Förderprogramm zur Auseinandersetzung mit europäischen Erinnerungsräumen
In ihrem Förderprogramm GESCHICHTSWERKSTATT EUROPA initiiert und unterstützt die Stiftung EVZ Projekte und Veranstaltungen, die sich mit der europäischen Erinnerungskultur auseinandersetzen. Ziel ist ein Dialog junger Europäer über die Unterschiede und Gemeinsamkeiten nationaler, regionaler und lokaler Erinnerungen, wobei den kollektiven Gewalterfahrungen des 20. Jahrhunderts besondere Aufmerksamkeit zukommt.

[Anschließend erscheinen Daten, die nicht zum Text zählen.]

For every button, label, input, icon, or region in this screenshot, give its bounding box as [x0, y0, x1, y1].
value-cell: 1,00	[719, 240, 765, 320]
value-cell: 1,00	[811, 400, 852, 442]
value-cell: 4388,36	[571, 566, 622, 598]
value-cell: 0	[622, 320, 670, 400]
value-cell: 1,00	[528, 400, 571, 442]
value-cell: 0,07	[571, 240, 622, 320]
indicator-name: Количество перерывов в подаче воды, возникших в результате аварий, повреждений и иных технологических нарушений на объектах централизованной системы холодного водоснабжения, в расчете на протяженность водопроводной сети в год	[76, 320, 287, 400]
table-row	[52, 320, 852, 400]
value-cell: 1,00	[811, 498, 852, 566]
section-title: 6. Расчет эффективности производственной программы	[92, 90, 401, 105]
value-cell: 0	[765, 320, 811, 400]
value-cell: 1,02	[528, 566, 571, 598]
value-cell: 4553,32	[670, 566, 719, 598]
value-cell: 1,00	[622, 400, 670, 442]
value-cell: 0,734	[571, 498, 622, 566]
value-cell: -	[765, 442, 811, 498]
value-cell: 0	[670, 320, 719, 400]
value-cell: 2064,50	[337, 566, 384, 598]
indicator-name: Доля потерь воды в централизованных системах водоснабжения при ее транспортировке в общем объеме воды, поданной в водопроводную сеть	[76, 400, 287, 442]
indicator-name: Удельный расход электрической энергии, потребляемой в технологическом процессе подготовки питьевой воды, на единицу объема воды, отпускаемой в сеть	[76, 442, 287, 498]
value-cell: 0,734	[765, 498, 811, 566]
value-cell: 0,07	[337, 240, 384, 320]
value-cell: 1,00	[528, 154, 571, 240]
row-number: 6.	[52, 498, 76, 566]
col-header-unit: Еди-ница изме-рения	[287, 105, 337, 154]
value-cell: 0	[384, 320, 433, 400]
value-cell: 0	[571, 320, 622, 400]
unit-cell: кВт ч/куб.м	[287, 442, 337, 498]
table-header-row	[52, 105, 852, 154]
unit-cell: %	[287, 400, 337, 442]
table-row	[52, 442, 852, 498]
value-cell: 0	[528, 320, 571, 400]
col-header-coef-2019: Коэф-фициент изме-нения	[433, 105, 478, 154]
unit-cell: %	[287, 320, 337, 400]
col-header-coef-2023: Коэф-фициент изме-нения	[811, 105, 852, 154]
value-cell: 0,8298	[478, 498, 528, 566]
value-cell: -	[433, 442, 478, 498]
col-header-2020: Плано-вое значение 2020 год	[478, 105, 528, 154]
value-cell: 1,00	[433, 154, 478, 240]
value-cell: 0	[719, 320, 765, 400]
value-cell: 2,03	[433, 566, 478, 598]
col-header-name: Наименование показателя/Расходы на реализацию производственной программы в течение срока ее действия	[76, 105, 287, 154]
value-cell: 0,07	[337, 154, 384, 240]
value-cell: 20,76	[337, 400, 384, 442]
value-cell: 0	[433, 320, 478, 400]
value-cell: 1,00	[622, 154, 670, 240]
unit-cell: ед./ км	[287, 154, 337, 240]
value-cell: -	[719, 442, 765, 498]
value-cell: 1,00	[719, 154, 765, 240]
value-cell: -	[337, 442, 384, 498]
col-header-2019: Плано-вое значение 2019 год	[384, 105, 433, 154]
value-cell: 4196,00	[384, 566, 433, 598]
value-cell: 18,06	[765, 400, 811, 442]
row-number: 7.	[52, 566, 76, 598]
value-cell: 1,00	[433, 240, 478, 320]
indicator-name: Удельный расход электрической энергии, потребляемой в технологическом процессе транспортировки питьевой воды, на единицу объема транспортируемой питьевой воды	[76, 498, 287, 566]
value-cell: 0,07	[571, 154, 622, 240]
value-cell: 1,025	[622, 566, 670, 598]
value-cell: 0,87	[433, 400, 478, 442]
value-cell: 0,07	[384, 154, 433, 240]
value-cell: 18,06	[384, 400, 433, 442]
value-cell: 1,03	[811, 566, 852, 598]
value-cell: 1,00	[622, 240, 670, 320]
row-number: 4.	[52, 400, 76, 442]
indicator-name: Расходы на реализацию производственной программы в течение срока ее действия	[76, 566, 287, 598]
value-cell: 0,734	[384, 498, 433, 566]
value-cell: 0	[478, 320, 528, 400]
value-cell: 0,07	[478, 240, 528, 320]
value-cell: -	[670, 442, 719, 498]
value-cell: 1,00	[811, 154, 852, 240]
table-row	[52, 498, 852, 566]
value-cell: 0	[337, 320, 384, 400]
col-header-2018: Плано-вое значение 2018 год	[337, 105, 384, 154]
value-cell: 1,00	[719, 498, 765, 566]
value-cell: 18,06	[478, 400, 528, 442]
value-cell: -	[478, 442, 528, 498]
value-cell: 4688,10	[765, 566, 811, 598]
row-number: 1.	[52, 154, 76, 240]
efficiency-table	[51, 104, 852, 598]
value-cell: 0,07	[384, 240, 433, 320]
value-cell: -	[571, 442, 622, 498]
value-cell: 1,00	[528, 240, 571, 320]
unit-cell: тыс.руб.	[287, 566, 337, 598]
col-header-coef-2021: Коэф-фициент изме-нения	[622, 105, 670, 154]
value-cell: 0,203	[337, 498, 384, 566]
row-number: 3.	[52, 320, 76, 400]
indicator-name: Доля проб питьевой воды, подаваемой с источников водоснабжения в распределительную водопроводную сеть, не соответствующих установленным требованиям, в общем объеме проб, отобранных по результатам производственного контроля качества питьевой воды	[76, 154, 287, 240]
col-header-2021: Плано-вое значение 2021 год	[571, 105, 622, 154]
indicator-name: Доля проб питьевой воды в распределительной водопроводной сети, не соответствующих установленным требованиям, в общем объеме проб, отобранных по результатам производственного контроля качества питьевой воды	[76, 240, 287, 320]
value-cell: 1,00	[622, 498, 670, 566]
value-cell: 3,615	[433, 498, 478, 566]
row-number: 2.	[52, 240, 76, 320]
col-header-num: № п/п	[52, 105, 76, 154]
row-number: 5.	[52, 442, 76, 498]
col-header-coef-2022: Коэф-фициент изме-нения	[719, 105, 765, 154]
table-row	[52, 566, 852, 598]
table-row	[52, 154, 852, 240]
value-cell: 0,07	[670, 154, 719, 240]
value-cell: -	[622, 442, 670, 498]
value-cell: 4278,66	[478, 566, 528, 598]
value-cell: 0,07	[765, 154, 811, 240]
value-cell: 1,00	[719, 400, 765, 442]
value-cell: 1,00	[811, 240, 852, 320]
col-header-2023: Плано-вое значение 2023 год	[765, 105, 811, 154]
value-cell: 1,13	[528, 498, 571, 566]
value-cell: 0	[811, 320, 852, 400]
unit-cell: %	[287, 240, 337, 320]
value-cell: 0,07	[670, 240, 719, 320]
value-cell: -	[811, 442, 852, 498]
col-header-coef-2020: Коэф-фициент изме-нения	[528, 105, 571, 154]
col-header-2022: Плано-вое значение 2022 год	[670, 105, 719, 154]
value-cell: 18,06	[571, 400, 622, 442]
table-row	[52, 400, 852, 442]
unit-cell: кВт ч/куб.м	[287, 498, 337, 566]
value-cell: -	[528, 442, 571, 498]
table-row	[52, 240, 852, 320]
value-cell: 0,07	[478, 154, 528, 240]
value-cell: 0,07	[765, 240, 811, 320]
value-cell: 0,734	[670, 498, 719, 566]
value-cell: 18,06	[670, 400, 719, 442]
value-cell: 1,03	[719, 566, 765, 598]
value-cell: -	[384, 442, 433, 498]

Die Förderung von Projekten wird vom Institut für angewandte Geschichte in Kooperation mit der Europa-Universität Viadrina koordiniert. Das Internationale Forum wird vom Global and European Studies Institute an der Universität Leipzig ausgerichtet.
25 Reisestipendien für das Internationale Forum 2012
Das Global and European Studies Institute an der Universität Leipzig und die Stiftung EVZ vergeben 25 Reisestipendien für die Teilnahme am Internationalen Forum 2012 der Geschichtswerkstatt Europa in Chisinau/Moldawien. Schwerpunktthema des diesjährigen Forums, dass vom 23. bis zum 29. September stattfindet, ist der "vergessene Holocaust" der Jahre 1941-1944 in Transnistrien. Die Bewerbungsfrist für die Stipendien läuft bis zum 24. Juni 2012. Weitere Informationen (in englischer Sprache) erhalten Sie hier.
Internationales Forum 2011
Das Internationale Forum fand vom 20. bis 25. Juni 2011 in Kiew / Ukraine statt. Ziel des Forums war es, die widerstreitenden Erinnerungen an das europäische 20. Jahrhundert zu beleuchten und die Teilnehmer/innen mit den neuesten Ergebnissen der Forschung zum kollektiven und kulturellen Gedächtnis der Europäer vertraut zu machen. Das Internationale Forum wird vom Leipziger Historiker Prof. Dr. Stefan Troebst geleitet.